UK inflation edges higher in August

| September 13, 2011 | 0 Comments

The Office for National Statistics (ONS) today announced Consumer Price Inflation (CPI) rose to annual rate of 4.5% last month from July’s rate of 4.4%.

However, the figure was in line with analysts’ expectations.

Higher inflation continues to be led by rising food costs but the main reason behind last month’s rise was a 5.1% annual increase in the housing, water, electricity and gas component – which rose the most in more than two years.

Utility companies recently hiked their prices – some by almost 20%.

However, clothing and footwear was also a contributor to higher inflation last month.

UK inflation continues to remain more than double the target of 2% and has been above this level since December 2009 and is expected to remain above target during 2012.

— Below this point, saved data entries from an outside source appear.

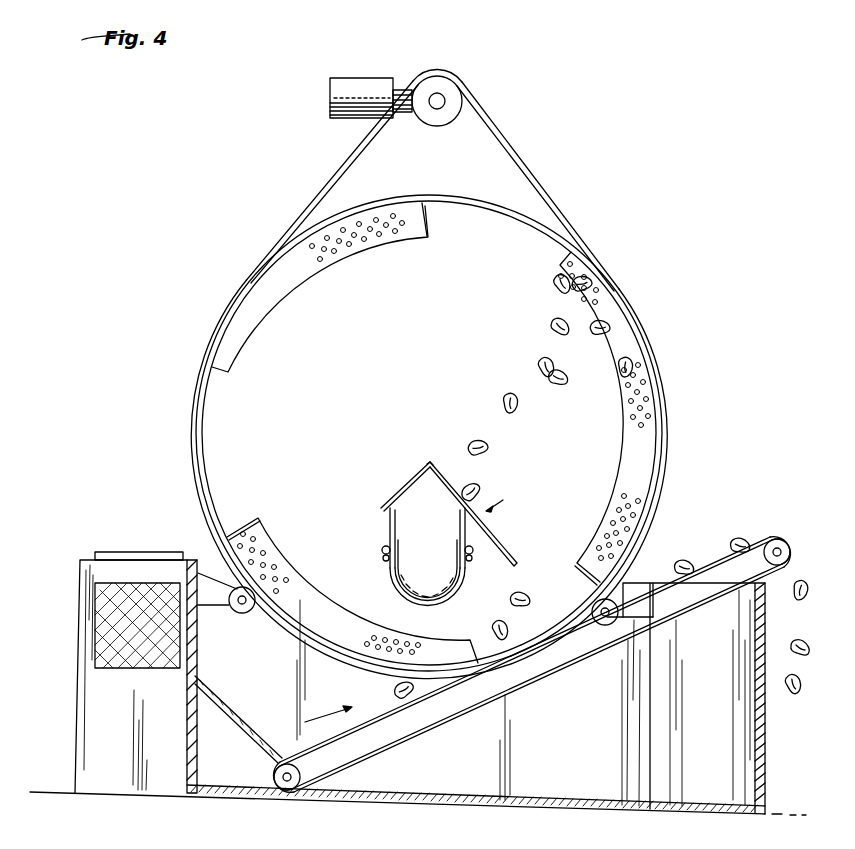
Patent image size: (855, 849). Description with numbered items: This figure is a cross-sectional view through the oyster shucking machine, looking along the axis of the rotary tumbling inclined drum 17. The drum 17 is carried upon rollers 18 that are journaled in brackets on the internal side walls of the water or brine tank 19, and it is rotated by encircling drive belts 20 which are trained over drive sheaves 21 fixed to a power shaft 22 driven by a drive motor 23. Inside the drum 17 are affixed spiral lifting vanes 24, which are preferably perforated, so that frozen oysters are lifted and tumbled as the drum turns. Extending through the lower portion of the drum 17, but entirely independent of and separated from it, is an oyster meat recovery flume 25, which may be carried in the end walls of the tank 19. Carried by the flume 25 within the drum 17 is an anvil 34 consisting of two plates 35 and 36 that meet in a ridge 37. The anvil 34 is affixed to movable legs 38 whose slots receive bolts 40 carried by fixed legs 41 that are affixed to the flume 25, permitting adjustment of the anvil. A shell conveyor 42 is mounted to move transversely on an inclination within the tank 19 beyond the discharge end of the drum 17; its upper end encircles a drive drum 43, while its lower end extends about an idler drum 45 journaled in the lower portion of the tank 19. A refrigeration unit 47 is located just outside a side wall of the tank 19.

The rotary tumbling inclined drum 17 is at (484, 202).
The rollers 18 is at (245, 606).
The water or brine tank 19 is at (481, 802).
The drive belts 20 is at (527, 172).
The drive sheaves 21 is at (456, 103).
The power shaft 22 is at (435, 105).
The drive motor 23 is at (330, 99).
The spiral lifting vanes 24 is at (372, 246).
The oyster meat recovery flume 25 is at (420, 596).
The anvil 34 is at (495, 496).
The plate 35 is at (507, 553).
The plate 36 is at (403, 484).
The ridge 37 is at (432, 458).
The movable legs 38 is at (459, 519).
The bolts 40 is at (386, 555).
The fixed legs 41 is at (392, 573).
The shell conveyor 42 is at (707, 568).
The drive drum 43 is at (777, 546).
The idler drum 45 is at (286, 792).
The refrigeration unit 47 is at (95, 714).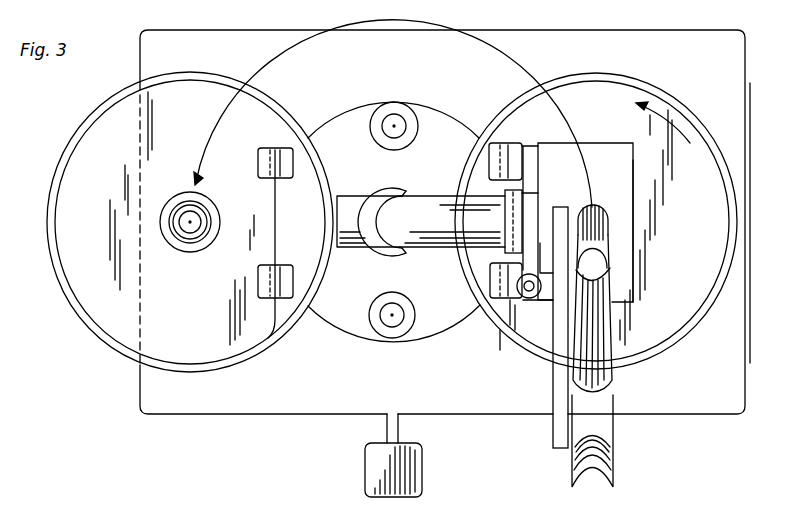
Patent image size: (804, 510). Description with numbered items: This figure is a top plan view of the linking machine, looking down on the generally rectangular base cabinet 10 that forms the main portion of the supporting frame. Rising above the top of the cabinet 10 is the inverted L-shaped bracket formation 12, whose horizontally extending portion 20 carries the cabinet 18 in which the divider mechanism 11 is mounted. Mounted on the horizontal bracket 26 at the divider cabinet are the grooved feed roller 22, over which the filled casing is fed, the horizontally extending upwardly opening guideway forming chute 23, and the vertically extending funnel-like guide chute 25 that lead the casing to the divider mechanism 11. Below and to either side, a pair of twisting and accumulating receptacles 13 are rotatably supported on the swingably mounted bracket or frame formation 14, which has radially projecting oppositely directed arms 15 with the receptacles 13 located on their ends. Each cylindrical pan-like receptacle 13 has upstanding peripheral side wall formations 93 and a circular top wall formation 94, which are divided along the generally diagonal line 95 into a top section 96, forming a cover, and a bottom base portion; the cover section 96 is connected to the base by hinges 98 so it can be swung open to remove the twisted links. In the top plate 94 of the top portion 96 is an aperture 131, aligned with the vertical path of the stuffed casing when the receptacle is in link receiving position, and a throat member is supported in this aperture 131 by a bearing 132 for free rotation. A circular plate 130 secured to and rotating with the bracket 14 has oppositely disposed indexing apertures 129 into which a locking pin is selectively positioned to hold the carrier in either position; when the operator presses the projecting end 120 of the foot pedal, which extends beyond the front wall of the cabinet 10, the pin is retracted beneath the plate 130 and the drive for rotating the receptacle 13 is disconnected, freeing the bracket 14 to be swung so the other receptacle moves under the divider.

The base cabinet 10 is at (716, 63).
The divider mechanism 11 is at (636, 221).
The inverted L-shaped bracket formation 12 is at (398, 250).
The twisting and accumulating receptacle 13 is at (676, 326).
The swingably mounted bracket or frame formation 14 is at (354, 196).
The radially projecting arm 15 is at (349, 243).
The cabinet 18 is at (601, 153).
The horizontally extending portion 20 is at (430, 200).
The grooved feed roller 22 is at (616, 451).
The guideway forming chute 23 is at (600, 320).
The funnel-like guide chute 25 is at (592, 212).
The horizontal bracket 26 is at (553, 383).
The peripheral side wall formation 93 is at (306, 286).
The top wall formation 94 is at (102, 236).
The dividing line 95 is at (268, 338).
The top section 96 is at (72, 156).
The hinge 98 is at (280, 165).
The foot pedal end 120 is at (372, 470).
The indexing aperture 129 is at (394, 124).
The circular plate 130 is at (441, 326).
The aperture 131 is at (188, 244).
The bearing 132 is at (199, 236).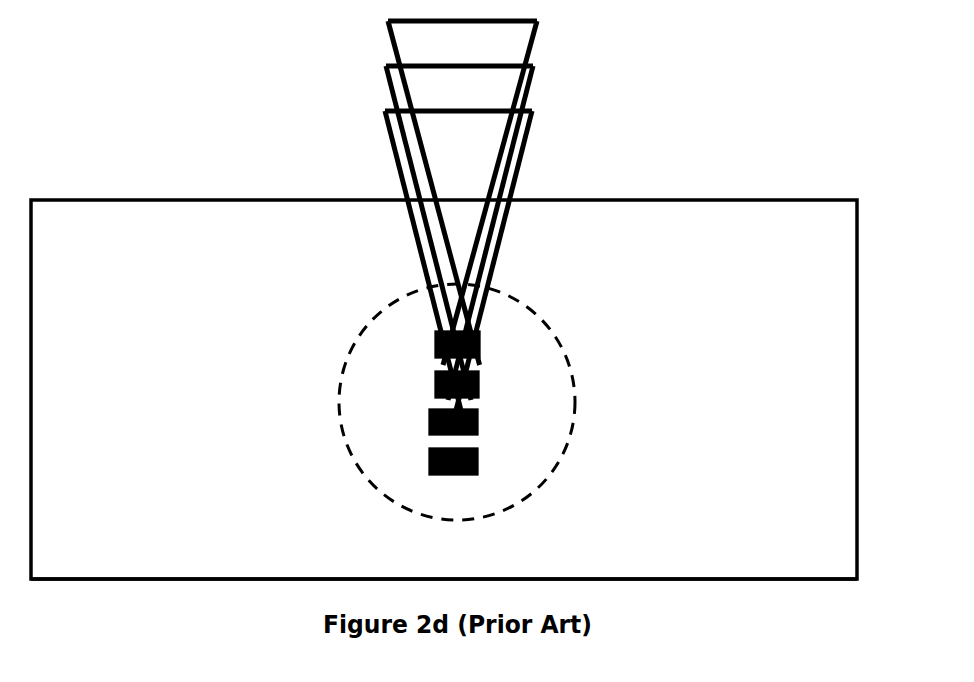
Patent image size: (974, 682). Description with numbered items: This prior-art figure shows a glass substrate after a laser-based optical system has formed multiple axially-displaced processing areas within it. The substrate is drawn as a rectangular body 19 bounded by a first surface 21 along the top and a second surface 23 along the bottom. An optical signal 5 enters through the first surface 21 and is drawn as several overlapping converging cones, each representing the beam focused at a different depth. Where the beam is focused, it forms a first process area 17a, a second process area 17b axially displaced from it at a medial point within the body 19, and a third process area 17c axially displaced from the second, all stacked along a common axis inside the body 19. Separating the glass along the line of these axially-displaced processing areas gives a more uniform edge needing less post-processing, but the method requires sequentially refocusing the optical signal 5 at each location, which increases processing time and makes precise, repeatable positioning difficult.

The optical signal 5 is at (528, 125).
The first process area 17a is at (474, 334).
The second process area 17b is at (476, 374).
The third process area 17c is at (462, 425).
The body 19 is at (572, 433).
The first surface 21 is at (345, 200).
The second surface 23 is at (817, 573).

The Bank of England has previously warned that inflation could reach 5% later this year, driven higher by rising energy and food costs but should return to target by 2013.

Meanwhile, Retail Price Inflation (RPI), which includes mortgage costs and is used as the basis for many wage deals, rose to 5.2% in August from 5% in July.

Inflationary pressures are rife throughout the world, particularly in Asia, and many central banks have opted to lift interest rates to combat stubbornly high inflation.

However, the Bank of England last week opted to keep rates at the historic low of 0.5%, suggesting it is reluctant at this stage to lift interest rates as it could be harmful to the economic recovery.

Last month, policymakers Martin Weale and Spencer Dale dropped their call for higher interest rates and joined their fellow Committee members by opting to keep rates low to stimulate the recovery.

The economy appears to be stuttering at present and many experts believe the central bank may re-introduce the quantitative easing (QE) programme – designed to stimulate growth within the economy.

In other news today, the ONS reported that the UK goods trade deficit unexpectedly widened in July.